Friday, August 31, 2012

Blackened Wisdom - The Angels are Crying EP (2012)

As much as I appreciate nuggets of extreme metal obscurity being made readily available through reissues, even in limited supplies, it's often hard to justify much interest when the content is as shaky, incendiary and volatile as Blackened Wisdom's obscure 1993 material finally coming to light in its intended 7" format. Don't get me wrong, The Angels Are Crying is nothing terrible (apart from the title), and I actually admire how much visceral aggression these Nebraskans were able to evoke for their day and age, but musically there's just not a lot of value beyond the sheer extremity being produced. Enough for some, perhaps, but as a sucker for quality riffing and song structure, there's just nothing here I could sink my teeth into. It's more or less a clusterfuck of clamorous splatter.

Some might already be aware, but this was Bill Taylor's old band in the 90s, before joining New York state juggernauts Immolation in the 21st century. Some of his band mates here were also involved in other of his past projects like Xenomorph and Laceration, but even the former's 1995 album, Empyreal Regimes, which I wasn't entirely fond of itself, is better built than what I'm hearing on this. Blackened Wisdom played primitive mesh of the black and death metal styles, with an undercurrent of grind to the blasting sequences.

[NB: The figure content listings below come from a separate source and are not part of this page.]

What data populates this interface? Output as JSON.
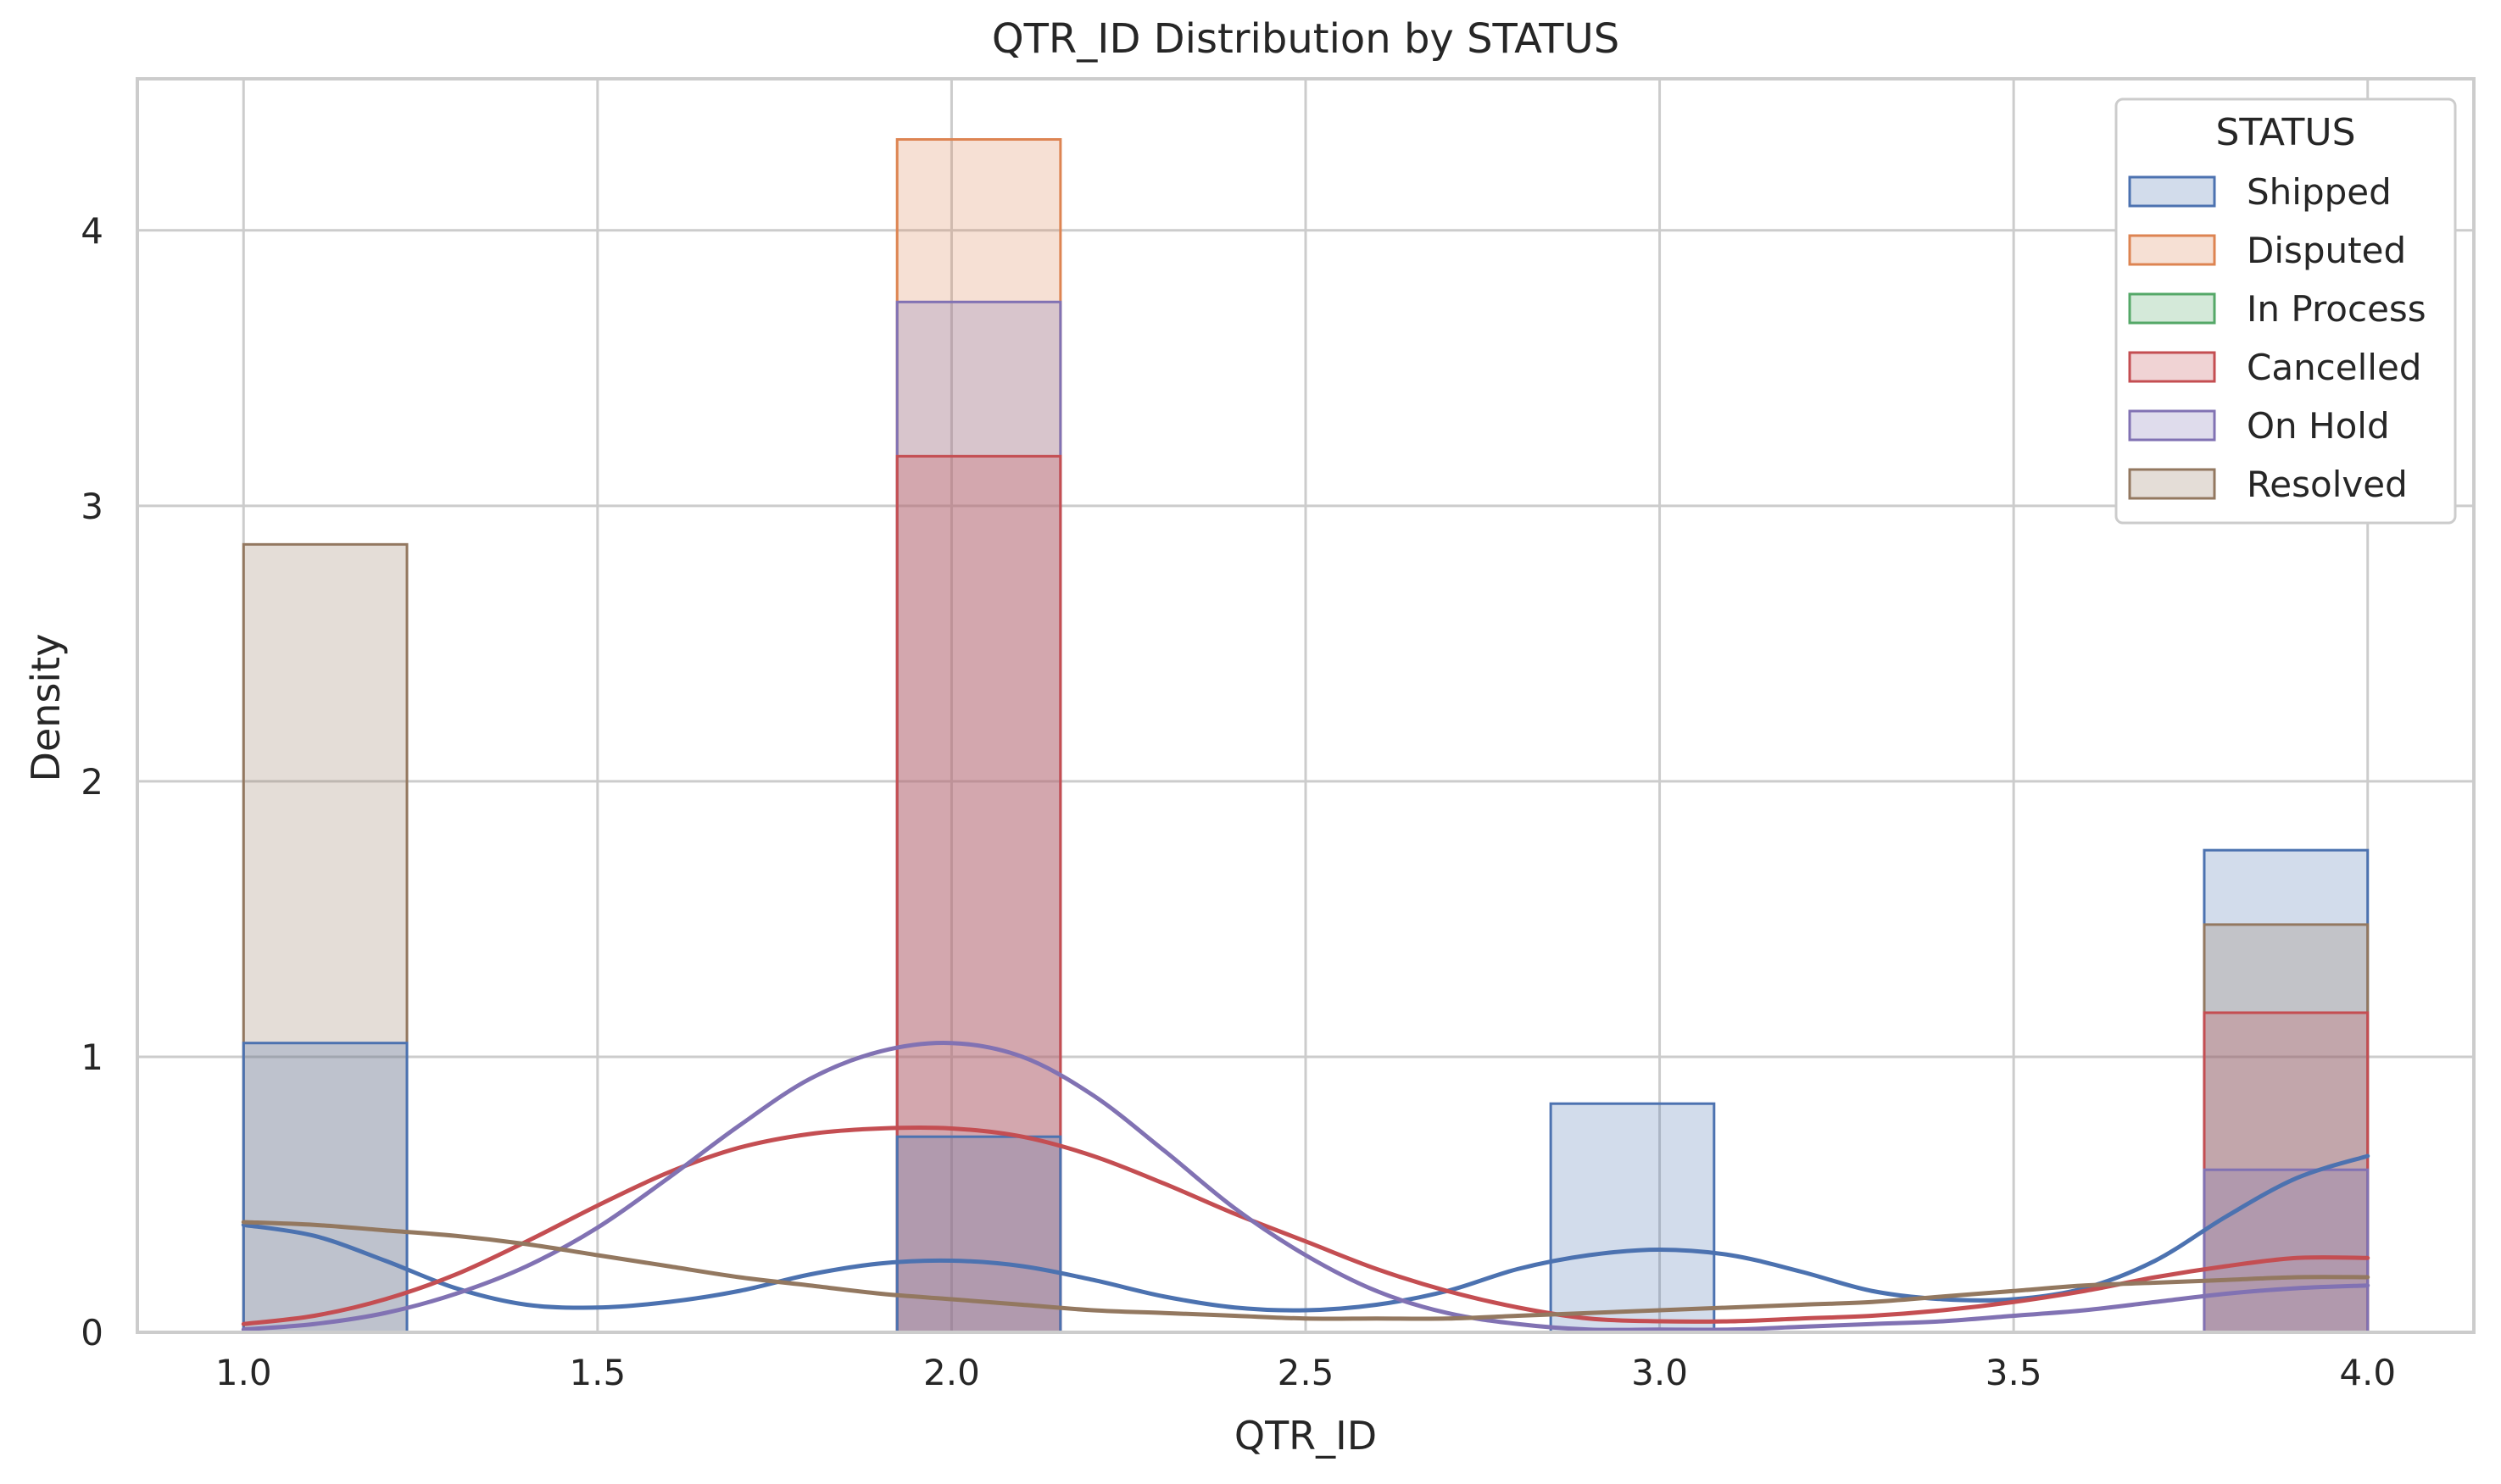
{
  "chart_data": {
    "type": "bar",
    "subtype": "histogram with KDE curves, overlaid layers, density normalized per group",
    "title": "QTR_ID Distribution by STATUS",
    "xlabel": "QTR_ID",
    "ylabel": "Density",
    "xlim": [
      0.85,
      4.15
    ],
    "ylim": [
      0,
      4.55
    ],
    "xticks": [
      1.0,
      1.5,
      2.0,
      2.5,
      3.0,
      3.5,
      4.0
    ],
    "xtick_labels": [
      "1.0",
      "1.5",
      "2.0",
      "2.5",
      "3.0",
      "3.5",
      "4.0"
    ],
    "yticks": [
      0,
      1,
      2,
      3,
      4
    ],
    "ytick_labels": [
      "0",
      "1",
      "2",
      "3",
      "4"
    ],
    "grid": true,
    "bin_edges": [
      1.0,
      1.2308,
      1.9231,
      2.1538,
      2.8462,
      3.0769,
      3.7692,
      4.0
    ],
    "legend": {
      "title": "STATUS",
      "placement": "top-right"
    },
    "series": [
      {
        "name": "Shipped",
        "color": "#4c72b0",
        "bins": [
          {
            "x0": 1.0,
            "x1": 1.2308,
            "density": 1.05
          },
          {
            "x0": 1.9231,
            "x1": 2.1538,
            "density": 0.71
          },
          {
            "x0": 2.8462,
            "x1": 3.0769,
            "density": 0.83
          },
          {
            "x0": 3.7692,
            "x1": 4.0,
            "density": 1.75
          }
        ],
        "kde": {
          "x": [
            1.0,
            1.1,
            1.2,
            1.3,
            1.4,
            1.5,
            1.6,
            1.7,
            1.8,
            1.9,
            2.0,
            2.1,
            2.2,
            2.3,
            2.4,
            2.5,
            2.6,
            2.7,
            2.8,
            2.9,
            3.0,
            3.1,
            3.2,
            3.3,
            3.4,
            3.5,
            3.6,
            3.7,
            3.8,
            3.9,
            4.0
          ],
          "y": [
            0.39,
            0.35,
            0.26,
            0.16,
            0.1,
            0.09,
            0.11,
            0.15,
            0.21,
            0.25,
            0.26,
            0.24,
            0.19,
            0.13,
            0.09,
            0.08,
            0.1,
            0.15,
            0.23,
            0.28,
            0.3,
            0.28,
            0.22,
            0.15,
            0.12,
            0.12,
            0.16,
            0.26,
            0.42,
            0.56,
            0.64
          ]
        }
      },
      {
        "name": "Disputed",
        "color": "#dd8452",
        "bins": [
          {
            "x0": 1.9231,
            "x1": 2.1538,
            "density": 4.33
          }
        ],
        "kde": null
      },
      {
        "name": "In Process",
        "color": "#55a868",
        "bins": [],
        "kde": null
      },
      {
        "name": "Cancelled",
        "color": "#c44e52",
        "bins": [
          {
            "x0": 1.9231,
            "x1": 2.1538,
            "density": 3.18
          },
          {
            "x0": 3.7692,
            "x1": 4.0,
            "density": 1.16
          }
        ],
        "kde": {
          "x": [
            1.0,
            1.1,
            1.2,
            1.3,
            1.4,
            1.5,
            1.6,
            1.7,
            1.8,
            1.9,
            2.0,
            2.1,
            2.2,
            2.3,
            2.4,
            2.5,
            2.6,
            2.7,
            2.8,
            2.9,
            3.0,
            3.1,
            3.2,
            3.3,
            3.4,
            3.5,
            3.6,
            3.7,
            3.8,
            3.9,
            4.0
          ],
          "y": [
            0.03,
            0.06,
            0.12,
            0.21,
            0.33,
            0.46,
            0.58,
            0.67,
            0.72,
            0.74,
            0.74,
            0.71,
            0.64,
            0.54,
            0.43,
            0.33,
            0.23,
            0.15,
            0.09,
            0.05,
            0.04,
            0.04,
            0.05,
            0.06,
            0.08,
            0.11,
            0.15,
            0.2,
            0.24,
            0.27,
            0.27
          ]
        }
      },
      {
        "name": "On Hold",
        "color": "#8172b3",
        "bins": [
          {
            "x0": 1.9231,
            "x1": 2.1538,
            "density": 3.74
          },
          {
            "x0": 3.7692,
            "x1": 4.0,
            "density": 0.59
          }
        ],
        "kde": {
          "x": [
            1.0,
            1.1,
            1.2,
            1.3,
            1.4,
            1.5,
            1.6,
            1.7,
            1.8,
            1.9,
            2.0,
            2.1,
            2.2,
            2.3,
            2.4,
            2.5,
            2.6,
            2.7,
            2.8,
            2.9,
            3.0,
            3.1,
            3.2,
            3.3,
            3.4,
            3.5,
            3.6,
            3.7,
            3.8,
            3.9,
            4.0
          ],
          "y": [
            0.01,
            0.03,
            0.07,
            0.14,
            0.24,
            0.38,
            0.56,
            0.75,
            0.92,
            1.02,
            1.05,
            1.0,
            0.86,
            0.66,
            0.45,
            0.28,
            0.15,
            0.07,
            0.03,
            0.01,
            0.01,
            0.01,
            0.02,
            0.03,
            0.04,
            0.06,
            0.08,
            0.11,
            0.14,
            0.16,
            0.17
          ]
        }
      },
      {
        "name": "Resolved",
        "color": "#937860",
        "bins": [
          {
            "x0": 1.0,
            "x1": 1.2308,
            "density": 2.86
          },
          {
            "x0": 3.7692,
            "x1": 4.0,
            "density": 1.48
          }
        ],
        "kde": {
          "x": [
            1.0,
            1.1,
            1.2,
            1.3,
            1.4,
            1.5,
            1.6,
            1.7,
            1.8,
            1.9,
            2.0,
            2.1,
            2.2,
            2.3,
            2.4,
            2.5,
            2.6,
            2.7,
            2.8,
            2.9,
            3.0,
            3.1,
            3.2,
            3.3,
            3.4,
            3.5,
            3.6,
            3.7,
            3.8,
            3.9,
            4.0
          ],
          "y": [
            0.4,
            0.39,
            0.37,
            0.35,
            0.32,
            0.28,
            0.24,
            0.2,
            0.17,
            0.14,
            0.12,
            0.1,
            0.08,
            0.07,
            0.06,
            0.05,
            0.05,
            0.05,
            0.06,
            0.07,
            0.08,
            0.09,
            0.1,
            0.11,
            0.13,
            0.15,
            0.17,
            0.18,
            0.19,
            0.2,
            0.2
          ]
        }
      }
    ]
  }
}
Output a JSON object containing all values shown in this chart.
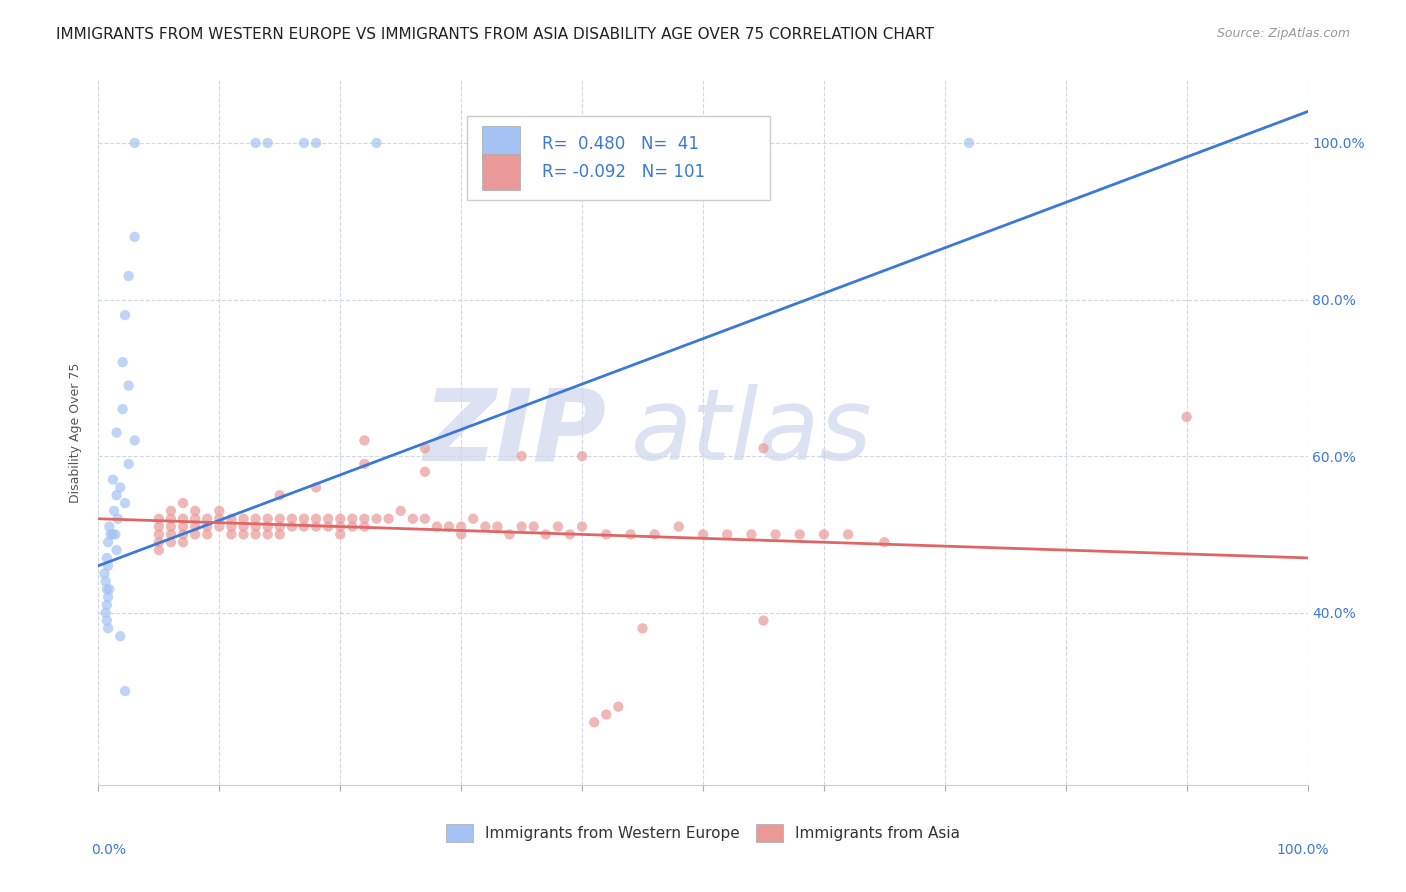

Taylor does the guitar and vocals on this, and he's got a blackened, hostile rasp that is drenched in its own simmering viscera due to the incredibly underwhelming production. There are lots of fits of bursted speed in the drums and guitars, and the bass tone is repulsive and voluminous in its overbearing drive, but throughout the 10 minutes I simply couldn't discern a single riff of interest. The titular B-side track has a decent stormy intro and feels more structured than the earlier tunes, but even there the darker, grooving guitars do little to quench my thirst, though the brief, doomy break in the middle comes close.

Comparatively, a few of the tracks come close to Angelcorpse, or the more recent Deiphago, though obviously the production of this is nowhere near so guitar heavy, and the music really suffers. Granted, there is some degree of glory to the fact that this has finally arrived after so many years, and I doubt the constituent members themselves find it to be a work of genius. More like a piece of history for extreme metal addicts who might never have heard it. But that's just not enough for me to recommend it, unless you are brutally obsessed with impenetrable war metal chaos and need some fast and grimy to floss out your ears and brain cavity, to relieve you from the stress of a hipster dominated environment. I enjoy Taylor's work in Immolation far more than his earlier bands, but that's still not enough of a reason that I could get invested here. Unless you're an extreme black/death metal collector in search of scarcity, or an audio masochist, you may wish to pass on this.